Yargıtay Kararları ve Uygulamadaki Sorunlar


Yargıtay, ticari acente sözleşmelerine ilişkin pek çok kararında, acentenin bağımsız bir ticari işletme olması gerektiğini vurgulamıştır. Örneğin, bir kararında, acentenin müvekkilin çalışanı gibi davranması halinde, sözleşmenin acentelik sözleşmesi olarak nitelendirilemeyeceğine hükmetmiştir. Yargıtay, denkleştirme tazminatının hesaplanmasında, acentenin müvekkile sağladığı menfaatlerin, yeni müşteri kazandırma oranının ve mevcut müşteri portföyünü genişletme etkisinin dikkate alınması gerektiğine karar vermiştir. Ayrıca, rekabet yasağı sözleşmelerinin de TTK'daki şartlara uygun olarak yapılması gerektiği, aksi takdirde geçersiz olacağına ilişkin kararları bulunmaktadır. Yargıtay Hukuk Genel Kurulu'nun 2017/11-1849 E., 2020/624 K. sayılı kararında, denkleştirme tazminatının şartları ve hesaplanması detaylı bir şekilde açıklanmıştır.

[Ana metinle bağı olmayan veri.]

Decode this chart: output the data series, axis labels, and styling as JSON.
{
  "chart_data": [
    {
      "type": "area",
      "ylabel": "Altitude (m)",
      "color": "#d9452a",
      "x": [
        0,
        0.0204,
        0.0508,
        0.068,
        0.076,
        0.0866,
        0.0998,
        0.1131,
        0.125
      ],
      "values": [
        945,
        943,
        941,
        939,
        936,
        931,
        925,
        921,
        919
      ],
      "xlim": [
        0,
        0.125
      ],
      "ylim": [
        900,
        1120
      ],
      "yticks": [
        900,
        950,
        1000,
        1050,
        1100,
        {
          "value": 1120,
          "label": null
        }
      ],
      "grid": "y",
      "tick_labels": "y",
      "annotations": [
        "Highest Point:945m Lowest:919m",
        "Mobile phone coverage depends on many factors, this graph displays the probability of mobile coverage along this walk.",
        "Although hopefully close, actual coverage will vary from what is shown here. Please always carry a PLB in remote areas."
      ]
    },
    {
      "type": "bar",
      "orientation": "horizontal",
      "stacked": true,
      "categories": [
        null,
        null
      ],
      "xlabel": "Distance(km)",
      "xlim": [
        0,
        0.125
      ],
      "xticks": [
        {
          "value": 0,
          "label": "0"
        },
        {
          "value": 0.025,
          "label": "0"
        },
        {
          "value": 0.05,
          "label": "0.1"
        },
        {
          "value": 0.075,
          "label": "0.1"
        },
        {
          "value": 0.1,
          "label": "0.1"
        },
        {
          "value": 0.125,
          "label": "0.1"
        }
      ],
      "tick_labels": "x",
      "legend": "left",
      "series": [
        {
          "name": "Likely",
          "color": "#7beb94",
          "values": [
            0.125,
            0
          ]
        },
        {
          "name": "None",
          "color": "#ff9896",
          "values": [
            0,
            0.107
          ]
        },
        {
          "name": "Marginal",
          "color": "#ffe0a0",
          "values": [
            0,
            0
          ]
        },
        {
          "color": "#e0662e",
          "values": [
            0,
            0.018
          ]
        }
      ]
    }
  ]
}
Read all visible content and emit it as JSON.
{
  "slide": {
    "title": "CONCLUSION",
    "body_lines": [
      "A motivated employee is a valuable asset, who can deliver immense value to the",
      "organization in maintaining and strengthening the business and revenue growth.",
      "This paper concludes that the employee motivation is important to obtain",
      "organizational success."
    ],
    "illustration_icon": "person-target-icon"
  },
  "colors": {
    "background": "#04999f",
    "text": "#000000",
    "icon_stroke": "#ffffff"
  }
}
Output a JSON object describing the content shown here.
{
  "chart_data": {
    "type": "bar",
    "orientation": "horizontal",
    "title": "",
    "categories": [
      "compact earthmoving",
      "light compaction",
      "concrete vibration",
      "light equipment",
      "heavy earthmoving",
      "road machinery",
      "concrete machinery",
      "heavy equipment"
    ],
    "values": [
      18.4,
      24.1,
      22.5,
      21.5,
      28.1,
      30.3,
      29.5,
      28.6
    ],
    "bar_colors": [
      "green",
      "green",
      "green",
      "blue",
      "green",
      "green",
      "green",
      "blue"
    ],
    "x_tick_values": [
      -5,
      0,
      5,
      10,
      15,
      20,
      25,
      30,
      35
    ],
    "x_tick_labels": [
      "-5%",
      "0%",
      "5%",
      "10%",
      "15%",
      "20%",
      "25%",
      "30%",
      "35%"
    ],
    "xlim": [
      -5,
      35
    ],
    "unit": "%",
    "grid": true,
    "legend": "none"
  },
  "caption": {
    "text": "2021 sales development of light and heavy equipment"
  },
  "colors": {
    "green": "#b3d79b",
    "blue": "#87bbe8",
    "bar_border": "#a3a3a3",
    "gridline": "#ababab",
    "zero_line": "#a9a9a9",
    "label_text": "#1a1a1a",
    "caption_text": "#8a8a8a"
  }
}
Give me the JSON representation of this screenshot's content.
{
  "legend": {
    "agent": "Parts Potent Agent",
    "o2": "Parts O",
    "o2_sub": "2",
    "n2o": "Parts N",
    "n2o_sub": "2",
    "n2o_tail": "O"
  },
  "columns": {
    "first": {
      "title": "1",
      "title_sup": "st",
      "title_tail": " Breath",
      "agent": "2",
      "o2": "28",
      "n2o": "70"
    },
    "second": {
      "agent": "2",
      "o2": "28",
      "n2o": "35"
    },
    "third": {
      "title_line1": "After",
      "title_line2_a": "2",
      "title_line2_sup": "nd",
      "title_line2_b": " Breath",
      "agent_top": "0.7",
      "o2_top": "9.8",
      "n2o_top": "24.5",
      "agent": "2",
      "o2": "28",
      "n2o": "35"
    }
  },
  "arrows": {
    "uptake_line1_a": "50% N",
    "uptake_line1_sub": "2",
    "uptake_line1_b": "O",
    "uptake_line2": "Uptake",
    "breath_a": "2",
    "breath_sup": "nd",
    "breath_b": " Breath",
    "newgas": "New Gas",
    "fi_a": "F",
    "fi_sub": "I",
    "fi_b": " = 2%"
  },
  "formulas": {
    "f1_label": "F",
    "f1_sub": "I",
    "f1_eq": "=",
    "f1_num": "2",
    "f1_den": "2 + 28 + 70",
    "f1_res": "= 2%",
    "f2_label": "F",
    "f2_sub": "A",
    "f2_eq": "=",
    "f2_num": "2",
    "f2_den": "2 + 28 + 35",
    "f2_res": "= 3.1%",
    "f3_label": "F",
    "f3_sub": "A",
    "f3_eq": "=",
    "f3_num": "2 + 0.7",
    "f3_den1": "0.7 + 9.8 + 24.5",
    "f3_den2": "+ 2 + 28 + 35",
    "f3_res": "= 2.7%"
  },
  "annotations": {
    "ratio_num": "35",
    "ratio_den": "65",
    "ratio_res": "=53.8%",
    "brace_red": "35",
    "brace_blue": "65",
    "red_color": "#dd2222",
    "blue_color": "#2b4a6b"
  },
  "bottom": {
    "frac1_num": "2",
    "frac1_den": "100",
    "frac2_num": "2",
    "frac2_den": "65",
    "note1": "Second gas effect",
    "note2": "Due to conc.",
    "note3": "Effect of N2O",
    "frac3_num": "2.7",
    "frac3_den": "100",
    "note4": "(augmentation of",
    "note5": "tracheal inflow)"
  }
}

Bu kararda, denkleştirme tazminatının, acentenin müvekkile sağladığı somut faydalarla orantılı olması gerektiği vurgulanmıştır. Uygulamada karşılaşılan sorunlardan biri, denkleştirme tazminatının hesaplanmasında yaşanan zorluklardır. Acentenin müvekkile sağladığı faydaların somut olarak belirlenmesi ve parasal değere dönüştürülmesi, çoğu zaman karmaşık ve tartışmalı bir süreçtir. Bir diğer sorun ise, rekabet yasağı sözleşmelerinin kapsamının belirlenmesinde yaşanmaktadır. Rekabet yasağının, acentenin ekonomik özgürlüğünü aşırı derecede kısıtlamaması ve müvekkilin meşru menfaatlerini koruyacak şekilde düzenlenmesi gerekmektedir.



Sonuç ve Öneriler


Ticari acente sözleşmeleri, taraflar arasında karmaşık hak ve yükümlülükler doğuran önemli sözleşmelerdir. Sözleşmenin kurulması, uygulanması ve sona ermesi aşamalarında TTK hükümlerine ve Yargıtay içtihatlarına uygun hareket edilmesi büyük önem taşır. Özellikle sözleşmenin feshi durumunda, denkleştirme tazminatı, rekabet yasağı ve diğer tazminat talepleri gibi hususlarda tarafların haklarını korumak için hukuki süreçleri dikkatle takip etmeleri gerekmektedir. Bu nedenle, ticari acente sözleşmelerinin, deneyimli hukukçular tarafından hazırlanması ve uygulanması, olası uyuşmazlıkların önlenmesi açısından kritik bir rol oynar. Ayrıca, sözleşmede tarafların hak ve yükümlülüklerinin açıkça belirtilmesi, uyuşmazlıkların çözümünde kolaylık sağlayacaktır. Sözleşmede, özellikle denkleştirme tazminatının hesaplanma yöntemine ilişkin somut kriterlerin belirlenmesi, ileride çıkabilecek anlaşmazlıkların önüne geçebilir. Son olarak, tarafların, sözleşme süresince ve sona ermesinden sonraki süreçte, iyi niyet kurallarına uygun davranmaları, ticari ilişkinin sağlıklı bir şekilde yürütülmesine katkı sağlayacaktır.